Strikes by Amazon workers have already spread at multiple logistics hubs across Italy, Spain, and in the United States. In France, more than 300 workers had already refused to turn up at work in Lille in late March, with similar actions at other hubs. Two temporary workers at Lille were tested positive for coronavirus two weeks ago and told the media they had caught the virus at work. An unknown number of Amazon employees are already carrying the virus.

While Amazon workers and their families are being placed in grave danger, Amazon and its shareholders are profiting handsomely from the coronavirus pandemic that has already killed more than 170,000 people around the world, and over 20,200 in France. With other stores closed due to confinement orders and Amazon able to tighten its grip on sales, the company has seen its share prices surge.

CEO Jeff Bezos, the richest man in the world, who owns an 11 percent stake in the company, has seen his wealth jump by $24 billion since the beginning of the year due to the increase in share prices. Every day this year, on average, amid the greatest global pandemic in a century, has gifted Bezos another $195 million.

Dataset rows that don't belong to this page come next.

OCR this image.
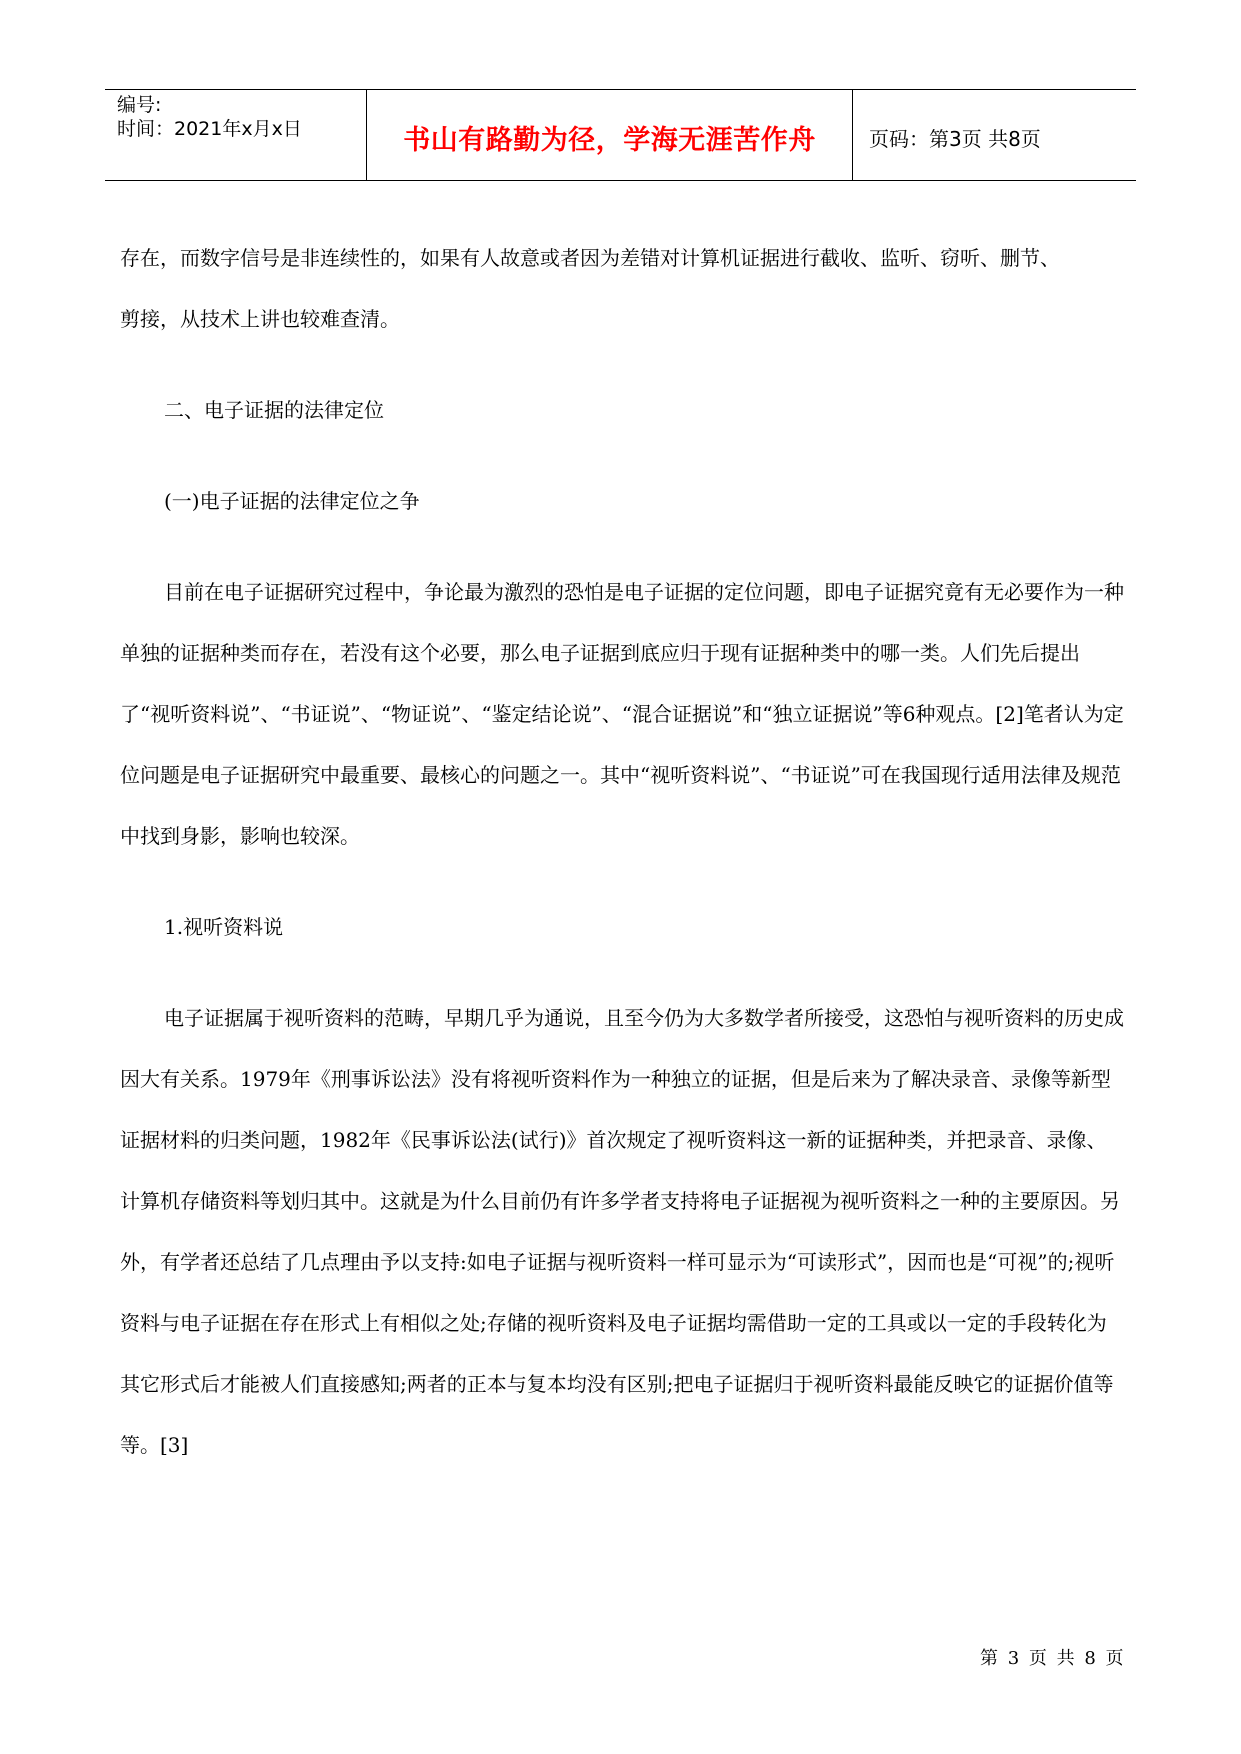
编号:
时间：2021年x月x日	书山有路勤为径，学海无涯苦作舟	页码：第3页 共8页

存在，而数字信号是非连续性的，如果有人故意或者因为差错对计算机证据进行截收、监听、窃听、删节、

剪接，从技术上讲也较难查清。

二、电子证据的法律定位

(一)电子证据的法律定位之争

目前在电子证据研究过程中，争论最为激烈的恐怕是电子证据的定位问题，即电子证据究竟有无必要作为一种单独的证据种类而存在，若没有这个必要，那么电子证据到底应归于现有证据种类中的哪一类。人们先后提出了“视听资料说”、“书证说”、“物证说”、“鉴定结论说”、“混合证据说”和“独立证据说”等6种观点。[2]笔者认为定位问题是电子证据研究中最重要、最核心的问题之一。其中“视听资料说”、“书证说”可在我国现行适用法律及规范中找到身影，影响也较深。

1.视听资料说

电子证据属于视听资料的范畴，早期几乎为通说，且至今仍为大多数学者所接受，这恐怕与视听资料的历史成因大有关系。1979年《刑事诉讼法》没有将视听资料作为一种独立的证据，但是后来为了解决录音、录像等新型证据材料的归类问题，1982年《民事诉讼法(试行)》首次规定了视听资料这一新的证据种类，并把录音、录像、计算机存储资料等划归其中。这就是为什么目前仍有许多学者支持将电子证据视为视听资料之一种的主要原因。另外，有学者还总结了几点理由予以支持:如电子证据与视听资料一样可显示为“可读形式”，因而也是“可视”的;视听资料与电子证据在存在形式上有相似之处;存储的视听资料及电子证据均需借助一定的工具或以一定的手段转化为其它形式后才能被人们直接感知;两者的正本与复本均没有区别;把电子证据归于视听资料最能反映它的证据价值等等。[3]

第 3 页 共 8 页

Amazon’s response to the Nanterre ruling is just one expression of the capitalist class’ sabotage of the fight against the pandemic. For decades, social spending on healthcare infrastructure has served to funnel wealth to the pockets of the financial aristocracy, while critical medical equipment has been neglected. The ruling class has responded to the pandemic, not as a health crisis, but as a financial event requiring a massive infusion of wealth to the share markets. Now the Macron administration, and other governments across Europe are moving to push workers back to work in unsafe conditions.

As a direct and vital necessity for the fight against the pandemic, Amazon and other gigantic corporations must be taken out of private hands and taken under the direct control of the working class, and the critical infrastructure used to organize a rational and scientific response. The wealth of the financial oligarchy epitomized by Bezos must be confiscated and used to provide decent living conditions for the entire population.